All benchmarks compiled with v -prod on Apple M5, 16 GB RAM, macOS (arm64).
V version: 0.5.1.
Compares Boehm GC (-gc boehm) against V's built-in concurrent tri-color
mark-and-sweep (-gc vgc).
5 iterations per test, median reported.
v run bench/bench_gc.v
test boehm vgc ratio
———————————————————————————————————————————— ————————— ————————— —————————
small allocs (1000000x string) 39 ms 48 ms 1.23x
tree build+walk (depth=18, 10x) 48 ms 118 ms 2.46x
array grow (100x 100000 pushes) 9 ms 26 ms 2.89x
map insert (20x 10k entries) 20 ms 27 ms 1.35x
mixed workload (50 rounds) 10 ms 16 ms 1.60x
heap usage:
boehm: 29856 KB allocated, 29296 KB free
vgc: 131072 KB allocated, 0 KB free
Boehm is still 1.2x-2.9x faster across these workloads and uses ~4x less heap.
Measures closure creation, invocation, multi-threaded creation, and memory overhead.

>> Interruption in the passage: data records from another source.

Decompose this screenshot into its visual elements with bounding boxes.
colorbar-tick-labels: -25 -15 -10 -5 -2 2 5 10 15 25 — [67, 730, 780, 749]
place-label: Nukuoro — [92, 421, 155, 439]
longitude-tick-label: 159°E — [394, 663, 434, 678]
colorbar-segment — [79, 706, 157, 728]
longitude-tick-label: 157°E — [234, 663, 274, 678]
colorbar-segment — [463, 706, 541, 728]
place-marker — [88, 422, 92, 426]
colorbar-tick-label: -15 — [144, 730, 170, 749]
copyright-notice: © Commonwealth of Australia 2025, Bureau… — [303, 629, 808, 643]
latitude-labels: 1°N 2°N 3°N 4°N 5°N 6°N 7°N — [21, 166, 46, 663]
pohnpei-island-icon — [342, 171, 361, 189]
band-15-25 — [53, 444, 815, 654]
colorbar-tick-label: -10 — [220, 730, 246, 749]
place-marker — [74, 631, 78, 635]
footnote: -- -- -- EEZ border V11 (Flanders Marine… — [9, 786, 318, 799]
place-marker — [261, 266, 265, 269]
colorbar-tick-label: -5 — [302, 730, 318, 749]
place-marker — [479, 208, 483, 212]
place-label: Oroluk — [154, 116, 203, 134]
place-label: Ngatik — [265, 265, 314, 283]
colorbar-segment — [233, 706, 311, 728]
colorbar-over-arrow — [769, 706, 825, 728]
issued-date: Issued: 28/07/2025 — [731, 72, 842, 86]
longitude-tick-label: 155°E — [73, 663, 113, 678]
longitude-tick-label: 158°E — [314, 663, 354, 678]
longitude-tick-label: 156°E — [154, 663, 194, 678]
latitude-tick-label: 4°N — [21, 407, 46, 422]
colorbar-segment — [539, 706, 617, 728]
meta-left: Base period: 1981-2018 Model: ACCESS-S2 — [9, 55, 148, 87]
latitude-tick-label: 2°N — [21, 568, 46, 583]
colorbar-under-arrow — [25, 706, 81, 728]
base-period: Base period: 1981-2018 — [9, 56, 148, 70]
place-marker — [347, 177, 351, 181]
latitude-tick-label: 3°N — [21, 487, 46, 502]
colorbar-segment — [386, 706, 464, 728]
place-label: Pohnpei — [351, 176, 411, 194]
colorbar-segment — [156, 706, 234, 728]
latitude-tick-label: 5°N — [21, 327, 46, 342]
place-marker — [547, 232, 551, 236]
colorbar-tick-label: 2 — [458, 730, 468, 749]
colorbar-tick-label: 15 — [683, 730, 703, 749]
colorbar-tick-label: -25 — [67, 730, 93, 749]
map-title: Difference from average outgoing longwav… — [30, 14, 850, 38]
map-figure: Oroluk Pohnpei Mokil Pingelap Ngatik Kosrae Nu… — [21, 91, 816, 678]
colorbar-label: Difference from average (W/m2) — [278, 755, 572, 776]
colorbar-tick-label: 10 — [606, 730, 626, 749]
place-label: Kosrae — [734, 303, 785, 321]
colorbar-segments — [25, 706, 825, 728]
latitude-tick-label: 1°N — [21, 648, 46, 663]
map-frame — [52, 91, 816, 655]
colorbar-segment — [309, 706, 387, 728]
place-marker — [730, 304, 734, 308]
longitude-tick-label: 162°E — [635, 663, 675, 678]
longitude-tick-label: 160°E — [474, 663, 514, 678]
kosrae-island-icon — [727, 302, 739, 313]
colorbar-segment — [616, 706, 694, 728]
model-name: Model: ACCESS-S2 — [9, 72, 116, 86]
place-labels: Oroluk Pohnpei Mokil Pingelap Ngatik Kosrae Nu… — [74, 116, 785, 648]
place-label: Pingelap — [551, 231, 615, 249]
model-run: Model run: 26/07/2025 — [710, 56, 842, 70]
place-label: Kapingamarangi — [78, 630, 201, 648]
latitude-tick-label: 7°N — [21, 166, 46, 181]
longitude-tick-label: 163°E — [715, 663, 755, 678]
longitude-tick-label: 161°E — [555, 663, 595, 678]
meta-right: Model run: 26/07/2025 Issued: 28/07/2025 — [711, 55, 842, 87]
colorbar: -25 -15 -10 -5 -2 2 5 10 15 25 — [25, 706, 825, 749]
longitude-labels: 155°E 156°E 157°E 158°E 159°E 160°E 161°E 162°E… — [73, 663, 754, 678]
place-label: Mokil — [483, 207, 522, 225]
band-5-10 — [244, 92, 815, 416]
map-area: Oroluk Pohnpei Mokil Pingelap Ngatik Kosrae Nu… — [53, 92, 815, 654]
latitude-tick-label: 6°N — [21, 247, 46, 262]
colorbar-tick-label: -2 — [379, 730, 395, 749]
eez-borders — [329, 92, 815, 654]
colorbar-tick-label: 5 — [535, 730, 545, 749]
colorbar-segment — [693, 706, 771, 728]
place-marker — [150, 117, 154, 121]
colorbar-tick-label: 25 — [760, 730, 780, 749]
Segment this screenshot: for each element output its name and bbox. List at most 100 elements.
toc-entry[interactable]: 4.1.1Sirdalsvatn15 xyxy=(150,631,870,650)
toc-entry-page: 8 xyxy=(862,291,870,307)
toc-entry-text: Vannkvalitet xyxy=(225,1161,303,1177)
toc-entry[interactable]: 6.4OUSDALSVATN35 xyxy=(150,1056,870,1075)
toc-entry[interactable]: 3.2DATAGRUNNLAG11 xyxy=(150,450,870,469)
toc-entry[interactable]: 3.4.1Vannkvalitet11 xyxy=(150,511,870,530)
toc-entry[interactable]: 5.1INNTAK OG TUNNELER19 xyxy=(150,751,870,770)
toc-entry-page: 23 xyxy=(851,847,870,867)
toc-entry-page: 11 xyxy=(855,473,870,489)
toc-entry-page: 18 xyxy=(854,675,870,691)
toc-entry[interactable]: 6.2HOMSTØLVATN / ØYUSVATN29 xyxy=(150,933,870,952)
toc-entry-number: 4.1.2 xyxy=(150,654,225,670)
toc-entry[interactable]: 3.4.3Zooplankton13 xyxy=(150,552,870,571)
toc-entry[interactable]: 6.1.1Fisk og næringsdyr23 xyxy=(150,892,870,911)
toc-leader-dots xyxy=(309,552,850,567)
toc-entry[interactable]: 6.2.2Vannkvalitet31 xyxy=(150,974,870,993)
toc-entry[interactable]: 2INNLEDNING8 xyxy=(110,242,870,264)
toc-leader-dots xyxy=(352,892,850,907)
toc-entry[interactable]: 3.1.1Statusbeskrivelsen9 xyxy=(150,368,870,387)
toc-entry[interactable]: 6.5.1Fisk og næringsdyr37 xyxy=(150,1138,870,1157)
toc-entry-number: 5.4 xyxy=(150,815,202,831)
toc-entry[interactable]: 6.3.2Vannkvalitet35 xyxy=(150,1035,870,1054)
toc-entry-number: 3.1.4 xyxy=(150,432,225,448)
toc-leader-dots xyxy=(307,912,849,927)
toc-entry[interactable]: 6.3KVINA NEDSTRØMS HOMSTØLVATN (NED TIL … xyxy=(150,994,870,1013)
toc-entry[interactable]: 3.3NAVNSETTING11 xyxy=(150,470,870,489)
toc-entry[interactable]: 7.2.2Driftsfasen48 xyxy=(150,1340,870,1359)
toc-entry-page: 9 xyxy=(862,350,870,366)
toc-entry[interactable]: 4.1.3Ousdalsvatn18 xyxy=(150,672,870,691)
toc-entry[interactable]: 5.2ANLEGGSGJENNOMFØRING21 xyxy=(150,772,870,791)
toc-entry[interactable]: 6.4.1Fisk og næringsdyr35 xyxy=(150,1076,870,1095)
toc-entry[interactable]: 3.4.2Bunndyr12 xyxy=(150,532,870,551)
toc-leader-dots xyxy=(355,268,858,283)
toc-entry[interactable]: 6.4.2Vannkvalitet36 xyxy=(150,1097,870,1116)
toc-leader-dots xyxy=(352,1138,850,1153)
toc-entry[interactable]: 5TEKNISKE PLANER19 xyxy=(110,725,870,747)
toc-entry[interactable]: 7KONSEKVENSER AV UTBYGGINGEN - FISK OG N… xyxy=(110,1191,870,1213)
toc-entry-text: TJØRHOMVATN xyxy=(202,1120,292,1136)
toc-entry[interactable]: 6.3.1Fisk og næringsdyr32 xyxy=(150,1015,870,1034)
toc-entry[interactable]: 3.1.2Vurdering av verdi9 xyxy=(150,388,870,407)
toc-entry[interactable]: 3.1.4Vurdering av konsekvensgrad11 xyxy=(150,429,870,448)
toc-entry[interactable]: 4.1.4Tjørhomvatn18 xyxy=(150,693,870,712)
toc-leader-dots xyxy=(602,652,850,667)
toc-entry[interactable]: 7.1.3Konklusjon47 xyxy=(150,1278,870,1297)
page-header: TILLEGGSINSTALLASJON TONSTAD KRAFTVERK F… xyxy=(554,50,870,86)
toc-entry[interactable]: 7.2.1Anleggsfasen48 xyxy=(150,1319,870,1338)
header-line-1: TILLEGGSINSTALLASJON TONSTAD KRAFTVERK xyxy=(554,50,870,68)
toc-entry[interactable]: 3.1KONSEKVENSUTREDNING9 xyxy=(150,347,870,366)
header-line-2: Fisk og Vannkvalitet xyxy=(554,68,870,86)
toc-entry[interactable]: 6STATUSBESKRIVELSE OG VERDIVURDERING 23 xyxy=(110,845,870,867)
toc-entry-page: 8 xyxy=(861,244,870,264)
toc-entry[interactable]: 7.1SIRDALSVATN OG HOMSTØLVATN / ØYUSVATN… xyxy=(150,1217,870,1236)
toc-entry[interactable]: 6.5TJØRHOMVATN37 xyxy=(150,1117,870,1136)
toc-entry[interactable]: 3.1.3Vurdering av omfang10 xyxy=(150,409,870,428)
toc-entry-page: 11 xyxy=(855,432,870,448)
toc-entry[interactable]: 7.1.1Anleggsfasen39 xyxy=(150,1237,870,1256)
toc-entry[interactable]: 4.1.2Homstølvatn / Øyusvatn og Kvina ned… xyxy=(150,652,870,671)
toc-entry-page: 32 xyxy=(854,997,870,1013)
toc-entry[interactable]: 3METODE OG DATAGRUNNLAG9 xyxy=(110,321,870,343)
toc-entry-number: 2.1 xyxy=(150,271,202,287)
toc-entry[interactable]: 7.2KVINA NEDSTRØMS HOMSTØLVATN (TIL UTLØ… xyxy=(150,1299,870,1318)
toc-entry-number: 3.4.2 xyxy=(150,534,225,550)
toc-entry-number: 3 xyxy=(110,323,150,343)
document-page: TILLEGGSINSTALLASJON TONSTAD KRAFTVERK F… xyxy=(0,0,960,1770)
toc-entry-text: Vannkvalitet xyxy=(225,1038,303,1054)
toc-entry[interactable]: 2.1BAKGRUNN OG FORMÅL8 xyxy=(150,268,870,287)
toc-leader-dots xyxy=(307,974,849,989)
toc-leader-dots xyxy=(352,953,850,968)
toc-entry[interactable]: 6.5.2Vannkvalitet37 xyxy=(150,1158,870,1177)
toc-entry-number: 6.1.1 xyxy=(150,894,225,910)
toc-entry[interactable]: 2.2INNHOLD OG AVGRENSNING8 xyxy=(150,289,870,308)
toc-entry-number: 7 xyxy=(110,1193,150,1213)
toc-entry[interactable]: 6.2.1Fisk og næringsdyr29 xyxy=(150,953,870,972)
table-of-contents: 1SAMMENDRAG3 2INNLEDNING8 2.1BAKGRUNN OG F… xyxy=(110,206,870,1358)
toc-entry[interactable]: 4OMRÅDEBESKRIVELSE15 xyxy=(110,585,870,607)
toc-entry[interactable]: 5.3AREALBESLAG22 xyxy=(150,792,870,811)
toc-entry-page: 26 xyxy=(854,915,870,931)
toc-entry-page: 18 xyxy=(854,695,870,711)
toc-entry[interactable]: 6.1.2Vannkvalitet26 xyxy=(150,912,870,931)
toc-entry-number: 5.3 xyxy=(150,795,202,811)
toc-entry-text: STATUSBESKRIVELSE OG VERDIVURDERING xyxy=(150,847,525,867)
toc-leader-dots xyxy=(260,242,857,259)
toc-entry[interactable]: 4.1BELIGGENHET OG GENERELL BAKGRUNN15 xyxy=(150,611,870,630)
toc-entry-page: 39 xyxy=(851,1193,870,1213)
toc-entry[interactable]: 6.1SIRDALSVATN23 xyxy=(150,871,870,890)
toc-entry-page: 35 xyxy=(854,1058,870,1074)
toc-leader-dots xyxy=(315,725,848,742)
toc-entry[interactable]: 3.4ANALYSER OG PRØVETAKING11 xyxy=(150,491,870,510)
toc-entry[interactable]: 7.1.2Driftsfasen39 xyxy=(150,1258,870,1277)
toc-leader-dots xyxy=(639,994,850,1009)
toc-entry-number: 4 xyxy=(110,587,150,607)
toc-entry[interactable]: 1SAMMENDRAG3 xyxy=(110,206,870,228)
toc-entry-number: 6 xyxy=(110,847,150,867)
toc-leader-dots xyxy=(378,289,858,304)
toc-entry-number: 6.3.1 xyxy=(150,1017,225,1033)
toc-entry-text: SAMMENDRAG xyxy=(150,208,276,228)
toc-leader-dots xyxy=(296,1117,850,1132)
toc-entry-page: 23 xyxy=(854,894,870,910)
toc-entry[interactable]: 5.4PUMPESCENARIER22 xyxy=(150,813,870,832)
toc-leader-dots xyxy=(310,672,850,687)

v -prod -o /tmp/bench_closure bench/bench_closure.v && /tmp/bench_closure
| Test Name | Iterations | Time(ms) | Ops/sec |
|---------------------------|------------|----------|--------------|
| Normal Function Call | 100000000 | 0 | +inf Mop/s |
| Small Closure Creation | 10000000 | 188 | 53.19 Mop/s |
| Medium Closure Creation | 10000000 | 376 | 26.60 Mop/s |
| Large Closure Creation | 1000000 | 121 | 8.26 Mop/s |
| Small Closure Call | 100000000 | 136 | 735.29 Mop/s |
| Medium Closure Call | 100000000 | 133 | 751.88 Mop/s |
| Large Closure Call | 10000000 | 16 | 625.00 Mop/s |
| Multi-threaded Creation | 1000000 | 95 | 10.53 Mop/s |
Memory: ~69 bytes per closure (medium, 4 captured vars). Closure calls are ~625-750 Mop/s.
Compares four deduplication strategies on 10,000 strings with ~30% duplicates.
v -prod -o /tmp/bench_string_dedup bench/bench_string_dedup.v && /tmp/bench_string_dedup
Method 1 (basic array) 33 ms 7000 unique
Method 2 (pre-allocated array) 27 ms 7000 unique
Method 3 (map) 0 ms 7000 unique
Method 4 (set) 0 ms 7000 unique
Maps and sets are orders of magnitude faster than linear array search for deduplication.
N-body boids simulation with 10,000 entities: cohesion, separation, and alignment.
v -prod -o /tmp/bench_vectors bench/vectors/vectors.v && /tmp/bench_vectors
~50 ms per run (after warmup)
Key generation, signing, and verification (1,000 iterations each).
v -prod -o /tmp/bench_ecdsa bench/crypto/ecdsa/ecdsa.v && /tmp/bench_ecdsa
Average key generation time: 9 µs
Average sign time: 11 µs
Average verify time: 30 µs
Compares Array-of-Structs vs Struct-of-Arrays memory layout for a 16-field
particle system (500k particles). Uses V2's @[soa] attribute which auto-generates
separate contiguous arrays per field for better cache utilization.
./cmd/v2/v2 -prod -backend cleanc bench/bench_soa_structs.v -o bench/bench_soa_structs
./bench/bench_soa_structs
build particles
aos: 20 ms soa push: 125 ms soa indexed: 37 ms
sum x only
aos: 19 ms soa: 12 ms speedup: 1.58x
sum x/y/z/life (4 of 16 fields)
aos: 14 ms soa: 10 ms speedup: 1.40x
sum all 16 fields
aos: 11 ms soa: 16 ms speedup: 0.69x
integrate position/velocity/life
aos: 10 ms soa: 13 ms speedup: 0.77x
SOA is 1.4x-1.6x faster for partial field access (fewer cache lines touched). When all fields are accessed or mutated, AOS wins due to less pointer indirection.